Speaking of embedded systems, I have an old board, an offshoot of Zilog Z80 called Rabbit. I think recently Dave from EEVBlog took apart one of his ancient projects and I was floored to see a Rabbit. Talk about a left hook. Assuming this is Hacker News, I suspect someone probably knows what I’m talking about. The language used (called “Dynamic C”) has some unconventional additions, a kind of coroutine mechanism in addition to chaining functions to be called one after another in groups. It’s mostly C otherwise, so I suspect some macro shennanigans with interrupt vector priority for managing this coroutine stuff.
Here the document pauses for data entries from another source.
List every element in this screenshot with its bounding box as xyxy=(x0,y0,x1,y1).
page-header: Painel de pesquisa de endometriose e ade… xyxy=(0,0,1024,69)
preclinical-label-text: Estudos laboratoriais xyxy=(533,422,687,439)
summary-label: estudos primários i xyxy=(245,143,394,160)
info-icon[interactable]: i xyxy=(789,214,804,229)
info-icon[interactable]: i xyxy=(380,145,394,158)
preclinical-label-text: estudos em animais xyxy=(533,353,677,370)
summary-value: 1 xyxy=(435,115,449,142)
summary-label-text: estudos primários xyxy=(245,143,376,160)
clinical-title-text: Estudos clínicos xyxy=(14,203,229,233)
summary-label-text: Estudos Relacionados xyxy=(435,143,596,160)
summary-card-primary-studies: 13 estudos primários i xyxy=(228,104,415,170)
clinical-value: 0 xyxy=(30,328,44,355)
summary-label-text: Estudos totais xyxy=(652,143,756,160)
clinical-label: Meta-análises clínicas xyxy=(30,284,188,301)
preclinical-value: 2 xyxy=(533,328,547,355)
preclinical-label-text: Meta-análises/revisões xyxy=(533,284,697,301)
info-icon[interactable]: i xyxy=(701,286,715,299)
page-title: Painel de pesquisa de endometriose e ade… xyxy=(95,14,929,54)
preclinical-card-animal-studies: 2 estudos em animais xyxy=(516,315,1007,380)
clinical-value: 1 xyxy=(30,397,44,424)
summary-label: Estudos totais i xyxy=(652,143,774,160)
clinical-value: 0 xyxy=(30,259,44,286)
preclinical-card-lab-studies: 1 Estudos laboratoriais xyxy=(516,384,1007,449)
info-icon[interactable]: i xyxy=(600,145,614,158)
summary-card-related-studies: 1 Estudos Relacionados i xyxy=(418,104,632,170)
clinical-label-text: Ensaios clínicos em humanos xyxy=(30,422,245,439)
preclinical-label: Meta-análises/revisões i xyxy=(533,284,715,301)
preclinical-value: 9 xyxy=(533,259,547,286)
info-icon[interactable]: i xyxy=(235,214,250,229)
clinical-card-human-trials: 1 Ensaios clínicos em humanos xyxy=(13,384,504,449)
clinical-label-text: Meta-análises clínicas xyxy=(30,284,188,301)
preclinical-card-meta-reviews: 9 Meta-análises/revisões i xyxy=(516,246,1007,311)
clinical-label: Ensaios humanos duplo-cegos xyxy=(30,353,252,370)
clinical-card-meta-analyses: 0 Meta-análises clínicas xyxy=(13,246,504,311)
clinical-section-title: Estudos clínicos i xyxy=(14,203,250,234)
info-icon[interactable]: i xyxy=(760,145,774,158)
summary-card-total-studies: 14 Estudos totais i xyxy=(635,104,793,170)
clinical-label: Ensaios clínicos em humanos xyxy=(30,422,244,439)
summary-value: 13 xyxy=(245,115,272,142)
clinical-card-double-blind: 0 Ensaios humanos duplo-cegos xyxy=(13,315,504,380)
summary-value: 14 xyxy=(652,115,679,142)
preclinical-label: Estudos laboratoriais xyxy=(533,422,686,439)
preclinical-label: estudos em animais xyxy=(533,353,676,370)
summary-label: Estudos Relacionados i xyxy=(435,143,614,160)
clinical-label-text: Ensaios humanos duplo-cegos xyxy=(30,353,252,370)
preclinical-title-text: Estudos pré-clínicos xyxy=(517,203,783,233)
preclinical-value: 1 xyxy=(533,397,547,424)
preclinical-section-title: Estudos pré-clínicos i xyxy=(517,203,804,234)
Anyhow, so I’ve got a bunch of .bin files around for it, no C source code, just straight assembly output ready to be flashed. And the text and data segments are often interwoven, each fetch being resolved to data or instruction in real time by the rabbit processor. So I’ve been thinking of sitting down, going through the assembly/processor manual for the board and just writing a board simulator hoping to get it back to source code by blackbox reversing in a sense. I’d have to rummage through JEDEC for the standard used by the EEPROM to figure out what pins it’s using there and the edge triggering sequences. Once I can execute it and see what registers and GPIOs are written when, I can probably figure out the original code path. Not sure if anyone has tips or guides or suggestions here.

Was slightly assuming from the title that this would be something like "you have brought up a new machine with no tooling whatsoever; how do you bootstrap up to an assembler and your first real language?" such as the PDP-11 front panel toggles. But this version is probably more useful.

I got the ebook when it came out, and is relatively nice as ramp up into the world of compiler development.

I really liked how short and concise these chapters are. What took me months of effort has been condensed to these few chapters and It's well worth the read.

Though Why use 32bit instead of 64, why add so much friction for a first time learner.

This is a lot of fun to read, but when I got to the point where I need to run the assembler code in the HELLO WORLD example, I cannot get GAS to work due to being on MacOS on an M2 and not being smart enough to figure out what to install and what magic incantations to run. Does anyone else know? I tried using brew to install a few of the different packages I could find, but couldn't get anything to work properly.

In any case, I find it interesting to write a compiler and do want to continue with this book, so perhaps I'll just write the code on my MacBook and then transfer it to my Windows gaming PC to run it on WSL or something :)

Ctrl-F "bootstrap" zero hits. That seems strange.